The two worst mountain bike habits I have that creep out when I’m motorcycling are popping my inside knee out during low speed maneuvers (I look stupid when I do that on the motorcyle, like I think it’s Isle of Man or something, also it’s just not good form. But it really helps on the mountain bike. Go figure), and, most egregiously, grabbing the brake lever with just two fingers. This isn’t good because if your fingers are under the brake lever and you go down, you might lose those fingers, or so they told me in motorcycle riding class. I believe them but I wonder what happens when you go down with no fingers on the brake lever. Do you lose all of them?
But anyway, the problem is that the throw on the lever is too long for me to reach with my last two fingers since the lever angles away as it reaches the end of the bar. I solved this by dumping my bike over in the driveway and snapping the brake lever off right at the point where those fingers contact it. Problem solved!

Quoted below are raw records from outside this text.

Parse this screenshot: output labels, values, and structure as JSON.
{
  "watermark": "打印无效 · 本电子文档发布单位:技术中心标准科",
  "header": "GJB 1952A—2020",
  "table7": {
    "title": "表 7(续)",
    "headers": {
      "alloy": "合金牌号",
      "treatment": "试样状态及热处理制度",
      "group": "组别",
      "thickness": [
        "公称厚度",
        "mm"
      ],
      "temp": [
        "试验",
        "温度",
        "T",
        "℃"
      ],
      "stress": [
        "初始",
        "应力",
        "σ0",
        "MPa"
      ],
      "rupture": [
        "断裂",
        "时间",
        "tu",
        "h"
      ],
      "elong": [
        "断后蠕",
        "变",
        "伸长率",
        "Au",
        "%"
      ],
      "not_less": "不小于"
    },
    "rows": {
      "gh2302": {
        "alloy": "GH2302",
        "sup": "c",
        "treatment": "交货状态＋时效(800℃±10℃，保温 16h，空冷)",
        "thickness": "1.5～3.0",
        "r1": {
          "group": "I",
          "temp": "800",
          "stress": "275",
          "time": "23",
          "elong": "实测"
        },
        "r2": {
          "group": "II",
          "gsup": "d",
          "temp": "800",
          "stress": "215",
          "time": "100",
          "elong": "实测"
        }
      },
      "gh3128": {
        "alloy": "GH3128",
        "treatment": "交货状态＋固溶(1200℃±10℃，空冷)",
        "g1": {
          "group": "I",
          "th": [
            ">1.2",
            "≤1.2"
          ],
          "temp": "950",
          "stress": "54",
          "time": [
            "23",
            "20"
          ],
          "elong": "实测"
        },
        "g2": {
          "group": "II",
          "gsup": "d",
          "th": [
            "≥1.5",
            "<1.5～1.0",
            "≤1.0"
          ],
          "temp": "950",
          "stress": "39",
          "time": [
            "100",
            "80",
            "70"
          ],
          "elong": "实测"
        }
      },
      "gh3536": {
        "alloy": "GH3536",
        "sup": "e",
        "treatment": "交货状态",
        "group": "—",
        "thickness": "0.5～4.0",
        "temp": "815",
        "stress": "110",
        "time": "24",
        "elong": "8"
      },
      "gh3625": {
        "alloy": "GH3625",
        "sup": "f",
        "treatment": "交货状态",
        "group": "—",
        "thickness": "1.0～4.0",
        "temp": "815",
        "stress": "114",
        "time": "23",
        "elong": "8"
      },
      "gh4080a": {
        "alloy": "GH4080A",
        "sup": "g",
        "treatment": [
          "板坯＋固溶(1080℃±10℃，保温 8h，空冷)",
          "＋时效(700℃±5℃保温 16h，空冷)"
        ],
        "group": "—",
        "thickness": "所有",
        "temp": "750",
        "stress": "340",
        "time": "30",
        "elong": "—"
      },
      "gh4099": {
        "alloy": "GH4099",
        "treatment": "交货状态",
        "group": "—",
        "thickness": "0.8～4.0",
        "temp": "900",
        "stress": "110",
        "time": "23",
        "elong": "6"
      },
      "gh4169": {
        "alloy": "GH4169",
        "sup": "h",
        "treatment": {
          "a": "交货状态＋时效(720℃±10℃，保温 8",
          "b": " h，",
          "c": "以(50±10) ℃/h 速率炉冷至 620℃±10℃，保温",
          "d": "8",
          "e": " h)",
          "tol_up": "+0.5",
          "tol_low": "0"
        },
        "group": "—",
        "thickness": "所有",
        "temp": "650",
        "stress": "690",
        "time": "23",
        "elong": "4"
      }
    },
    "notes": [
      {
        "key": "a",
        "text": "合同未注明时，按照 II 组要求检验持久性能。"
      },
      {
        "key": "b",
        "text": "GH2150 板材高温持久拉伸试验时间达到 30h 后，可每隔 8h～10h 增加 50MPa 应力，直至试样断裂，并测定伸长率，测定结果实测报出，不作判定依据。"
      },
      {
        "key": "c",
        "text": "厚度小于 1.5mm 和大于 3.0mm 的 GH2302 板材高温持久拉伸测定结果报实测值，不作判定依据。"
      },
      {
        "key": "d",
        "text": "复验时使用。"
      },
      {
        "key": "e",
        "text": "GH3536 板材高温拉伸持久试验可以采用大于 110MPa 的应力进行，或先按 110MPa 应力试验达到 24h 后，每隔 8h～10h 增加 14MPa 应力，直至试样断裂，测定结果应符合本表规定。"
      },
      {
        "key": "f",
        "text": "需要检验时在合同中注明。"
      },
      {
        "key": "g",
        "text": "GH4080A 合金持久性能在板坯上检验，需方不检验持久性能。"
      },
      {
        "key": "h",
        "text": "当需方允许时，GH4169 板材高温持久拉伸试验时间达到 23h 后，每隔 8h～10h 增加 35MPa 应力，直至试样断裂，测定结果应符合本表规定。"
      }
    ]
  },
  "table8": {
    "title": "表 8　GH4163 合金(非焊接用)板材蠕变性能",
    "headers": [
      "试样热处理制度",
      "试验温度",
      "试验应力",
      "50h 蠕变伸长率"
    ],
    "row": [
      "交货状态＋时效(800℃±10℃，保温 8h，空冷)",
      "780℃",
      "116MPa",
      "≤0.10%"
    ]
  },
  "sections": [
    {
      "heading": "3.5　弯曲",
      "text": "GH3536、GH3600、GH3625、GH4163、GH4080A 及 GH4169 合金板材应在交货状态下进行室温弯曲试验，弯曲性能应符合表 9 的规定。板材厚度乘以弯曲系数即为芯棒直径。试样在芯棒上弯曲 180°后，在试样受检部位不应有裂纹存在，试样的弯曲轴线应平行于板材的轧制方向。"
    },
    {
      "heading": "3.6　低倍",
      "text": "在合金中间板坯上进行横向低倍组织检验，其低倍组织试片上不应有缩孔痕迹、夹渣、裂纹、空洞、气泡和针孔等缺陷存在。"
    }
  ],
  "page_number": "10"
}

Upon writing this, I realize that the persistent lower back pain I’ve been experiencing for the last few weeks summer can be attributed to the effort I put into heaving the bike back up once I dropped it. I admit, I was embarrassed and didn’t want anyone to see my pretty Ducati flopped over on its side so I picked it back up as quickly as I could even though it was lying the wrong (read: unhelpful for picking back up) way on my sloped driveway. Well, that’s one mystery solved. Thank goodness I don’t have to go drop another $300 on a mountain bike fit, chasing phantom back pain.